Éditions Nathan, 2023 (153 pages)
Ma note : 15/20
Créatrice de parfums, Germaine Cellier (1909-1976) a su marquer son époque par son talent. Elle fut la première à arracher aux hommes le « monopole du meilleur nez » ! À travers ce joli roman graphique, Béatrice Égémar (pour le scénario) et Sandrine Revel (pour le dessin et les couleurs) rendent hommage à cette femme qui maîtrisait la subtile interaction entre la chimie et les odeurs.
Dans les rayons des parfumeries, on trouve encore de nombreuses fragrances créées il y a plus de cinquante ans. Mais avant de se lancer dans la conception de parfums à destination des maisons de haute couture, Germaine Cellier possède un don présent dès l’enfance : celui de s’intéresser à toutes les nuances de senteur présentes dans une fleur. Ce roman graphique nous propose ainsi de suivre cette future créatrice dans les grandes étapes de sa vie, des années 1900 à la fin des seventies.
J’ai passé un bon moment en compagnie de cet objet-livre. J’ai apprécié tout le travail apporté autour des couleurs. Celles-ci apportent une certaine douceur à l’ensemble (à l’image de ce que l’on pourrait retrouver dans une aquarelle). Le parti pris de suivre un plan chronologique est également intéressant : il nous aide à mieux comprendre la personnalité de cette parfumeuse. On peut aisément comprendre qu’il valait mieux avoir un certain caractère pour se faire une place dans un tel milieu à son époque ! Ce côté rebelle, Germaine Cellier le doit aussi certainement à sa cousine qu’elle a longuement côtoyée et qui faisait les quatre cents coups.
Bandit. Cœur-Joie. Fracas. Vent vert. Jolie Madame. Germaine Cellier a connu une renommée telle qu’elle était directement approchée par de grandes maisons (Nina Ricci, Balmain, Balenciaga) afin d’inventer des parfums dans l’air du temps. Face à ces demandes, elle n’hésitera pas à se faire confiance, à innover, parfois à prendre des risques en choisissant des odeurs très marquées, pour ajouter sa touche personnelle à ses créations.
Pour le reste, Béatrice Égémar avoue qu’il subsiste encore des zones d’ombre quant au vécu de cette grande dame du monde du parfum. Il a parfois fallu combler les trous. Reste que l’on perçoit aisément sa forte personnalité, son désir d’indépendance, de même que sa vie amoureuse plutôt chaotique. Avant d’ouvrir ce roman graphique, je ne connaissais rien de Germaine Cellier. Je suis aujourd’hui ravie de l’avoir rencontrée, ne serait-ce que pour ma culture générale.

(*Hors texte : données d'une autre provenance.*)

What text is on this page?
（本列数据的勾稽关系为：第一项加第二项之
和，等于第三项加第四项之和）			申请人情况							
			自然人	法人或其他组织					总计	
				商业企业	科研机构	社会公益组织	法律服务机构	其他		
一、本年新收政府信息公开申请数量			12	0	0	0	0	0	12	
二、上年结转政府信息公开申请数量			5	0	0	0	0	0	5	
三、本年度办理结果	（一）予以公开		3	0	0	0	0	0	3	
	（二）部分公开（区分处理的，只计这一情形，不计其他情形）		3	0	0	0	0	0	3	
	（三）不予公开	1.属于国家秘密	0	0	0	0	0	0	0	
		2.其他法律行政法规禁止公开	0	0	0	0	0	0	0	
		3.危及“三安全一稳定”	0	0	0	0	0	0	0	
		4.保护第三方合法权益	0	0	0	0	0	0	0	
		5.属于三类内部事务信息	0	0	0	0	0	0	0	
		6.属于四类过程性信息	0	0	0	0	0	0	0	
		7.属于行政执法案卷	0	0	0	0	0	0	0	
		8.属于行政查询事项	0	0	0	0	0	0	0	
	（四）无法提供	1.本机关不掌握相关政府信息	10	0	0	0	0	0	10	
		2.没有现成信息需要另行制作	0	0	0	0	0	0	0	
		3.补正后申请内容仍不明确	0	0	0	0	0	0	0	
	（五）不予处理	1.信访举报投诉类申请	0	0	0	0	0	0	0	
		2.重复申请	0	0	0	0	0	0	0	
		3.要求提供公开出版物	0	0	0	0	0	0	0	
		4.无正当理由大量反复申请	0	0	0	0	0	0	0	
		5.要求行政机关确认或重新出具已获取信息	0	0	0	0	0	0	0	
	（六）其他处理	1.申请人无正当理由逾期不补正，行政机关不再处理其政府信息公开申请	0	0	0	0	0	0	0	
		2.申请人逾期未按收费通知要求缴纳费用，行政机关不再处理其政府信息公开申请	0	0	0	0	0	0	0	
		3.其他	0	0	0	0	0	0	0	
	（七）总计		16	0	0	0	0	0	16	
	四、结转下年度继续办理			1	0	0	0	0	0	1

Les deux autrices évoquent également la guerre et ses privations, l’Occupation, les dangers des alertes aériennes. S’il était indispensable de faire figurer le contexte historique de l’époque, j’ai apprécié ce pas de côté où l’on sort strictement des temps de travail en laboratoire, des réunions mondaines ou encore des temps réservés à la sphère familiale.
En parallèle de ces nombreux points positifs, mon seul bémol concerne la narration. J’ai trouvé certains dialogues un peu trop simples, et parfois cela allait trop vite. Il y avait comme un manque de continuité (je devais alors revenir quelques pages en arrière pour mieux comprendre ce qu’il en était, notamment au niveau des rencontres et relations amoureuses de Germaine Cellier). C’est sans doute ce qui fait que je suis passée à côté d’un possible coup de cœur.